Sa prévoyance était si sage et son avis si bon, que je fus aussi charmé de sa proposition que satisfait de sa fidélité. Nous nous mîmes donc à labourer touts quatre du mieux que nous permettaient les outils de bois dont nous étions pourvus ; et dans l’espace d’un mois environ, au bout duquel venait le temps des semailles, nous eûmes défriché et préparé assez de terre pour semer vingt-deux boisseaux d’orge et seize jarres de riz, ce qui était, en un mot, tout ce que nous pouvions distraire de notre grain ; au fait, à peine nous réservâmes-nous assez d’orge pour notre nourriture durant les six mois que nous avions à attendre notre récolte, j’entends six mois à partir du moment où nous eûmes mis à part notre grain destiné aux semailles ; car on ne doit pas supposer qu’il demeure six mois en terre dans ce pays.

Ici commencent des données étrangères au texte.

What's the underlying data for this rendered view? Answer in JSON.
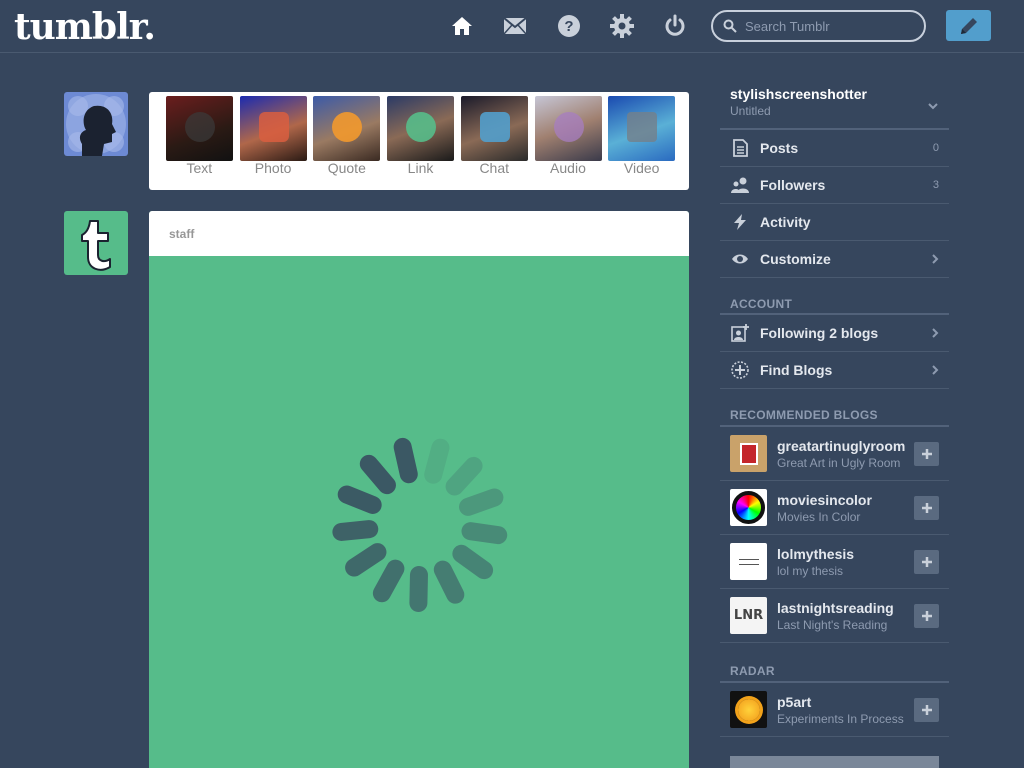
{
  "header": {
    "logo": "tumblr.",
    "search_placeholder": "Search Tumblr",
    "icons": [
      "home-icon",
      "mail-icon",
      "help-icon",
      "settings-icon",
      "power-icon",
      "pencil-icon"
    ]
  },
  "post_types": [
    {
      "label": "Text",
      "icon": "text-icon",
      "tint": "#3b3b3b"
    },
    {
      "label": "Photo",
      "icon": "camera-icon",
      "tint": "#d95e40"
    },
    {
      "label": "Quote",
      "icon": "quote-icon",
      "tint": "#f2992e"
    },
    {
      "label": "Link",
      "icon": "link-icon",
      "tint": "#56bc8a"
    },
    {
      "label": "Chat",
      "icon": "chat-icon",
      "tint": "#529ecc"
    },
    {
      "label": "Audio",
      "icon": "headphones-icon",
      "tint": "#a77dc2"
    },
    {
      "label": "Video",
      "icon": "video-icon",
      "tint": "#748089"
    }
  ],
  "post": {
    "author": "staff"
  },
  "sidebar": {
    "blog_name": "stylishscreenshotter",
    "blog_title": "Untitled",
    "items": [
      {
        "label": "Posts",
        "count": "0",
        "icon": "posts-icon"
      },
      {
        "label": "Followers",
        "count": "3",
        "icon": "followers-icon"
      },
      {
        "label": "Activity",
        "count": "",
        "icon": "activity-icon"
      },
      {
        "label": "Customize",
        "count": "",
        "icon": "eye-icon"
      }
    ],
    "account_title": "ACCOUNT",
    "account_items": [
      {
        "label": "Following 2 blogs",
        "icon": "following-icon"
      },
      {
        "label": "Find Blogs",
        "icon": "compass-icon"
      }
    ],
    "recommended_title": "RECOMMENDED BLOGS",
    "recommended": [
      {
        "name": "greatartinuglyroom",
        "desc": "Great Art in Ugly Room"
      },
      {
        "name": "moviesincolor",
        "desc": "Movies In Color"
      },
      {
        "name": "lolmythesis",
        "desc": "lol my thesis"
      },
      {
        "name": "lastnightsreading",
        "desc": "Last Night's Reading"
      }
    ],
    "radar_title": "RADAR",
    "radar": [
      {
        "name": "p5art",
        "desc": "Experiments In Process"
      }
    ]
  }
}
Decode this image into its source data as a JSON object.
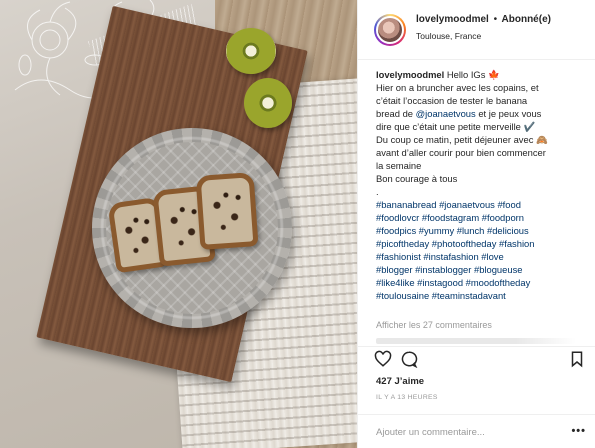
{
  "post": {
    "username": "lovelymoodmel",
    "separator": "•",
    "follow_status": "Abonné(e)",
    "location": "Toulouse, France",
    "caption_lines": [
      "Hello IGs 🍁",
      "Hier on a bruncher avec les copains, et",
      "c’était l’occasion de tester le banana",
      "bread de",
      "@joanaetvous",
      "et je peux vous",
      "dire que c’était une petite merveille ✔️",
      "Du coup ce matin, petit déjeuner avec 🙈",
      "avant d’aller courir pour bien commencer",
      "la semaine",
      "Bon courage à tous",
      "."
    ],
    "hashtags": [
      "#bananabread #joanaetvous #food",
      "#foodlovcr #foodstagram #foodporn",
      "#foodpics #yummy #lunch #delicious",
      "#picoftheday #photooftheday #fashion",
      "#fashionist #instafashion #love",
      "#blogger #instablogger #blogueuse",
      "#like4like #instagood #moodoftheday",
      "#toulousaine #teaminstadavant"
    ],
    "view_comments": "Afficher les 27 commentaires",
    "likes": "427 J’aime",
    "timestamp": "IL Y A 13 HEURES",
    "comment_placeholder": "Ajouter un commentaire...",
    "more_label": "•••"
  },
  "icons": {
    "like": "heart-icon",
    "comment": "comment-bubble-icon",
    "save": "bookmark-icon"
  },
  "colors": {
    "text": "#262626",
    "link": "#003569",
    "muted": "#999999",
    "divider": "#efefef"
  }
}
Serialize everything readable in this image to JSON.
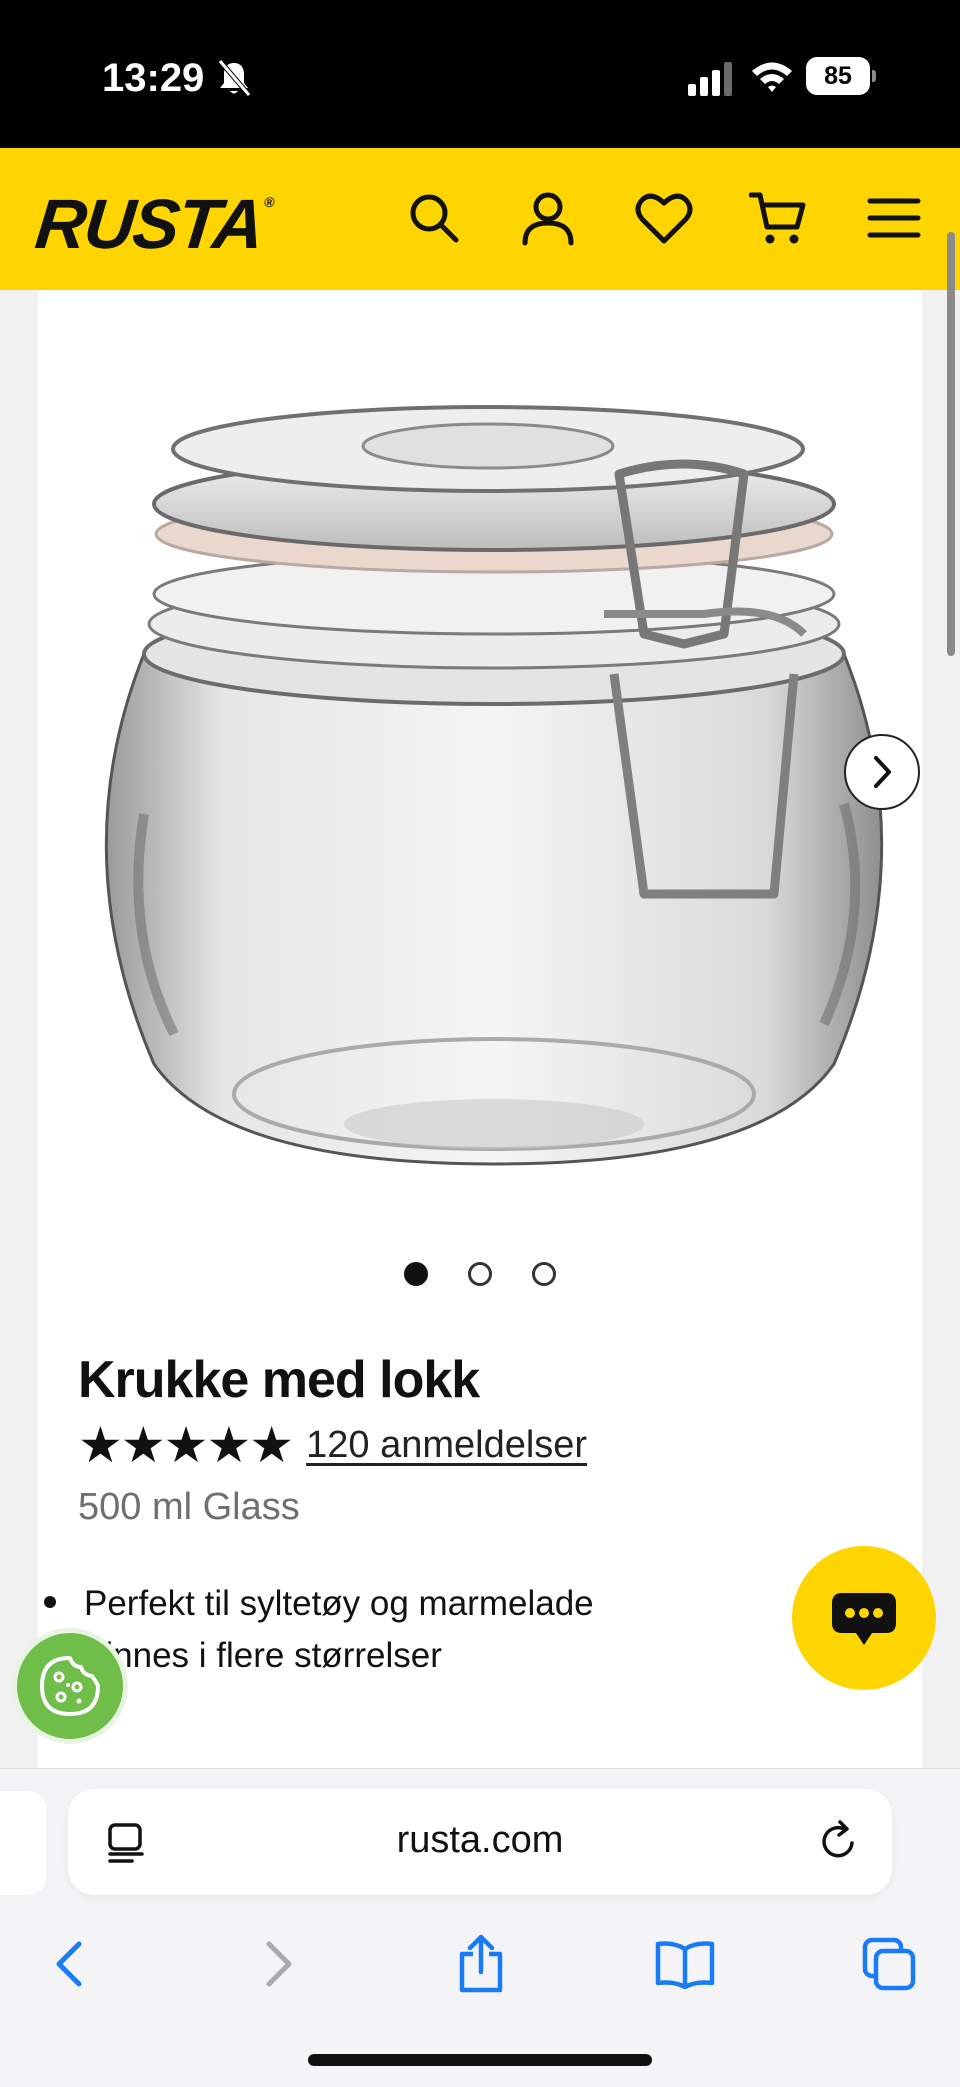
{
  "status_bar": {
    "time": "13:29",
    "battery": "85"
  },
  "header": {
    "logo": "RUSTA",
    "logo_mark": "®",
    "icons": [
      "search-icon",
      "account-icon",
      "heart-icon",
      "cart-icon",
      "menu-icon"
    ]
  },
  "product": {
    "title": "Krukke med lokk",
    "stars": "★★★★★",
    "rating_value": 5,
    "reviews": "120 anmeldelser",
    "variant": "500 ml Glass",
    "image_count": 3,
    "active_image": 1,
    "bullets": [
      "Perfekt til syltetøy og marmelade",
      "Finnes i flere størrelser"
    ]
  },
  "browser": {
    "url": "rusta.com"
  },
  "colors": {
    "brand_yellow": "#ffd500",
    "cookie_green": "#6fbe4a",
    "safari_blue": "#1a7cf5"
  }
}
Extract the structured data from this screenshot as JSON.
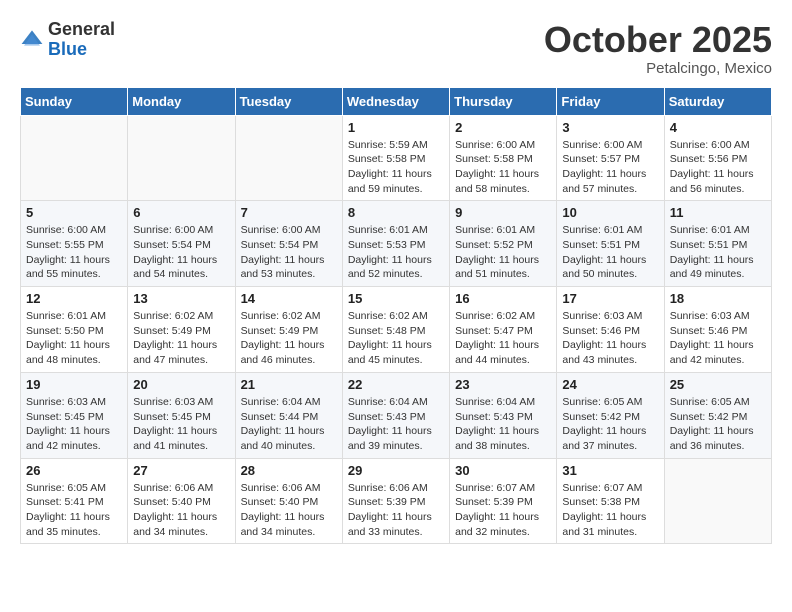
{
  "logo": {
    "general": "General",
    "blue": "Blue"
  },
  "header": {
    "month": "October 2025",
    "location": "Petalcingo, Mexico"
  },
  "weekdays": [
    "Sunday",
    "Monday",
    "Tuesday",
    "Wednesday",
    "Thursday",
    "Friday",
    "Saturday"
  ],
  "weeks": [
    [
      {
        "day": "",
        "info": ""
      },
      {
        "day": "",
        "info": ""
      },
      {
        "day": "",
        "info": ""
      },
      {
        "day": "1",
        "info": "Sunrise: 5:59 AM\nSunset: 5:58 PM\nDaylight: 11 hours\nand 59 minutes."
      },
      {
        "day": "2",
        "info": "Sunrise: 6:00 AM\nSunset: 5:58 PM\nDaylight: 11 hours\nand 58 minutes."
      },
      {
        "day": "3",
        "info": "Sunrise: 6:00 AM\nSunset: 5:57 PM\nDaylight: 11 hours\nand 57 minutes."
      },
      {
        "day": "4",
        "info": "Sunrise: 6:00 AM\nSunset: 5:56 PM\nDaylight: 11 hours\nand 56 minutes."
      }
    ],
    [
      {
        "day": "5",
        "info": "Sunrise: 6:00 AM\nSunset: 5:55 PM\nDaylight: 11 hours\nand 55 minutes."
      },
      {
        "day": "6",
        "info": "Sunrise: 6:00 AM\nSunset: 5:54 PM\nDaylight: 11 hours\nand 54 minutes."
      },
      {
        "day": "7",
        "info": "Sunrise: 6:00 AM\nSunset: 5:54 PM\nDaylight: 11 hours\nand 53 minutes."
      },
      {
        "day": "8",
        "info": "Sunrise: 6:01 AM\nSunset: 5:53 PM\nDaylight: 11 hours\nand 52 minutes."
      },
      {
        "day": "9",
        "info": "Sunrise: 6:01 AM\nSunset: 5:52 PM\nDaylight: 11 hours\nand 51 minutes."
      },
      {
        "day": "10",
        "info": "Sunrise: 6:01 AM\nSunset: 5:51 PM\nDaylight: 11 hours\nand 50 minutes."
      },
      {
        "day": "11",
        "info": "Sunrise: 6:01 AM\nSunset: 5:51 PM\nDaylight: 11 hours\nand 49 minutes."
      }
    ],
    [
      {
        "day": "12",
        "info": "Sunrise: 6:01 AM\nSunset: 5:50 PM\nDaylight: 11 hours\nand 48 minutes."
      },
      {
        "day": "13",
        "info": "Sunrise: 6:02 AM\nSunset: 5:49 PM\nDaylight: 11 hours\nand 47 minutes."
      },
      {
        "day": "14",
        "info": "Sunrise: 6:02 AM\nSunset: 5:49 PM\nDaylight: 11 hours\nand 46 minutes."
      },
      {
        "day": "15",
        "info": "Sunrise: 6:02 AM\nSunset: 5:48 PM\nDaylight: 11 hours\nand 45 minutes."
      },
      {
        "day": "16",
        "info": "Sunrise: 6:02 AM\nSunset: 5:47 PM\nDaylight: 11 hours\nand 44 minutes."
      },
      {
        "day": "17",
        "info": "Sunrise: 6:03 AM\nSunset: 5:46 PM\nDaylight: 11 hours\nand 43 minutes."
      },
      {
        "day": "18",
        "info": "Sunrise: 6:03 AM\nSunset: 5:46 PM\nDaylight: 11 hours\nand 42 minutes."
      }
    ],
    [
      {
        "day": "19",
        "info": "Sunrise: 6:03 AM\nSunset: 5:45 PM\nDaylight: 11 hours\nand 42 minutes."
      },
      {
        "day": "20",
        "info": "Sunrise: 6:03 AM\nSunset: 5:45 PM\nDaylight: 11 hours\nand 41 minutes."
      },
      {
        "day": "21",
        "info": "Sunrise: 6:04 AM\nSunset: 5:44 PM\nDaylight: 11 hours\nand 40 minutes."
      },
      {
        "day": "22",
        "info": "Sunrise: 6:04 AM\nSunset: 5:43 PM\nDaylight: 11 hours\nand 39 minutes."
      },
      {
        "day": "23",
        "info": "Sunrise: 6:04 AM\nSunset: 5:43 PM\nDaylight: 11 hours\nand 38 minutes."
      },
      {
        "day": "24",
        "info": "Sunrise: 6:05 AM\nSunset: 5:42 PM\nDaylight: 11 hours\nand 37 minutes."
      },
      {
        "day": "25",
        "info": "Sunrise: 6:05 AM\nSunset: 5:42 PM\nDaylight: 11 hours\nand 36 minutes."
      }
    ],
    [
      {
        "day": "26",
        "info": "Sunrise: 6:05 AM\nSunset: 5:41 PM\nDaylight: 11 hours\nand 35 minutes."
      },
      {
        "day": "27",
        "info": "Sunrise: 6:06 AM\nSunset: 5:40 PM\nDaylight: 11 hours\nand 34 minutes."
      },
      {
        "day": "28",
        "info": "Sunrise: 6:06 AM\nSunset: 5:40 PM\nDaylight: 11 hours\nand 34 minutes."
      },
      {
        "day": "29",
        "info": "Sunrise: 6:06 AM\nSunset: 5:39 PM\nDaylight: 11 hours\nand 33 minutes."
      },
      {
        "day": "30",
        "info": "Sunrise: 6:07 AM\nSunset: 5:39 PM\nDaylight: 11 hours\nand 32 minutes."
      },
      {
        "day": "31",
        "info": "Sunrise: 6:07 AM\nSunset: 5:38 PM\nDaylight: 11 hours\nand 31 minutes."
      },
      {
        "day": "",
        "info": ""
      }
    ]
  ]
}
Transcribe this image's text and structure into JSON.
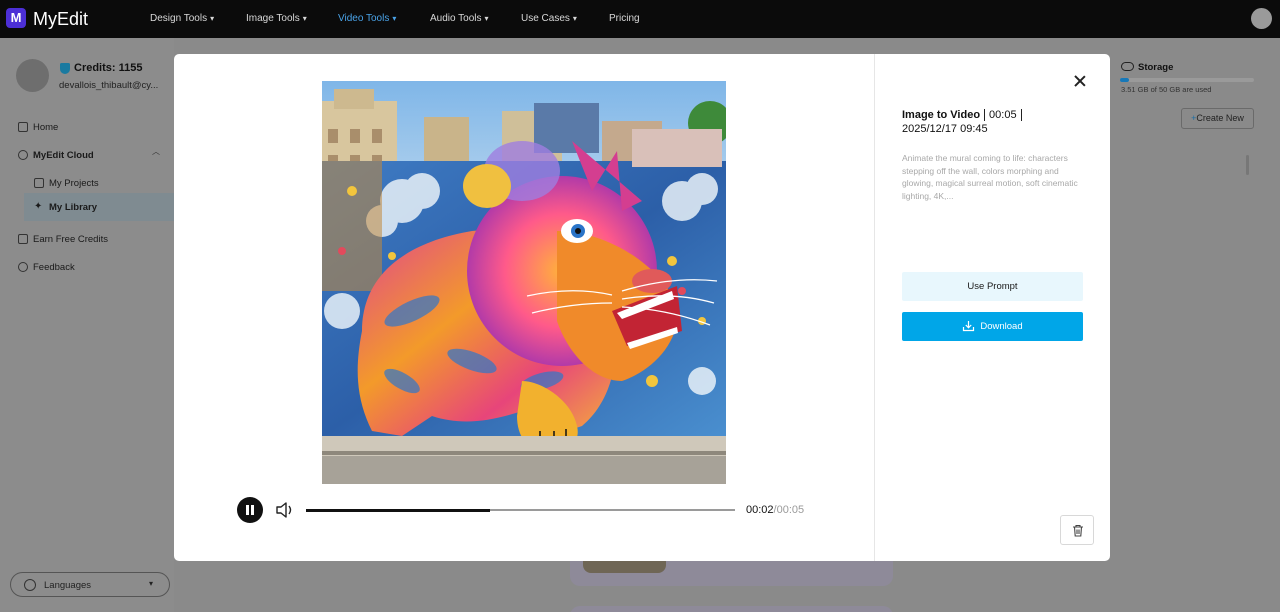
{
  "app": {
    "name": "MyEdit",
    "logo_letter": "M"
  },
  "nav": {
    "items": [
      {
        "label": "Design Tools",
        "dropdown": true
      },
      {
        "label": "Image Tools",
        "dropdown": true
      },
      {
        "label": "Video Tools",
        "dropdown": true,
        "active": true
      },
      {
        "label": "Audio Tools",
        "dropdown": true
      },
      {
        "label": "Use Cases",
        "dropdown": true
      },
      {
        "label": "Pricing",
        "dropdown": false
      }
    ]
  },
  "sidebar": {
    "credits": "Credits: 1155",
    "email": "devallois_thibault@cy...",
    "items": [
      {
        "label": "Home",
        "icon": "home-icon"
      },
      {
        "label": "MyEdit Cloud",
        "icon": "cloud-icon"
      },
      {
        "label": "My Projects",
        "icon": "projects-icon"
      },
      {
        "label": "My Library",
        "icon": "library-icon",
        "selected": true
      },
      {
        "label": "Earn Free Credits",
        "icon": "gift-icon"
      },
      {
        "label": "Feedback",
        "icon": "feedback-icon"
      }
    ],
    "language_label": "Languages"
  },
  "storage": {
    "title": "Storage",
    "used_text": "3.51 GB of 50 GB are used",
    "used_fraction": 0.07
  },
  "create_new_label": "Create New",
  "modal": {
    "kind": "Image to Video",
    "duration": "00:05",
    "created": "2025/12/17 09:45",
    "prompt": "Animate the mural coming to life: characters stepping off the wall, colors morphing and glowing, magical surreal motion, soft cinematic lighting, 4K,...",
    "use_prompt_label": "Use Prompt",
    "download_label": "Download",
    "player": {
      "current_time": "00:02",
      "total_time": "/00:05",
      "progress": 0.43,
      "state": "playing"
    }
  },
  "colors": {
    "accent": "#00a6e8",
    "nav_active": "#4aa3e8",
    "use_prompt_bg": "#e8f7fd",
    "topbar": "#0b0b0b"
  }
}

Étant alors en assez nombreuse société pour ne point redouter les Sauvages, à moins qu’ils ne vinssent en foule, nous allions librement dans toute l’île partout où nous en avions l’occasion ; et, comme nous avions touts l’esprit préoccupé de notre fuite ou de notre délivrance, il était impossible, du moins à moi, de ne pas songer aux moyens de l’accomplir. Dans cette vue, je marquai plusieurs arbres qui me paraissaient propres à notre travail. Je chargeai Vendredi et son père de les abattre, et je préposai à la surveillance et à la direction de leur besogne l’Espagnol à qui j’avais communiqué mes projets sur cette affaire. Je leur montrai avec quelles peines infatigables j’avais réduit un gros arbre en simples planches, et je les priai d’en faire de même jusqu’à ce qu’ils eussent fabriqué environ une douzaine de fortes planches de bon chêne, de près de deux pieds de large sur trente-cinq pieds de long et de deux à quatre pouces d’épaisseur. Je laisse à penser quel prodigieux travail cela exigeait.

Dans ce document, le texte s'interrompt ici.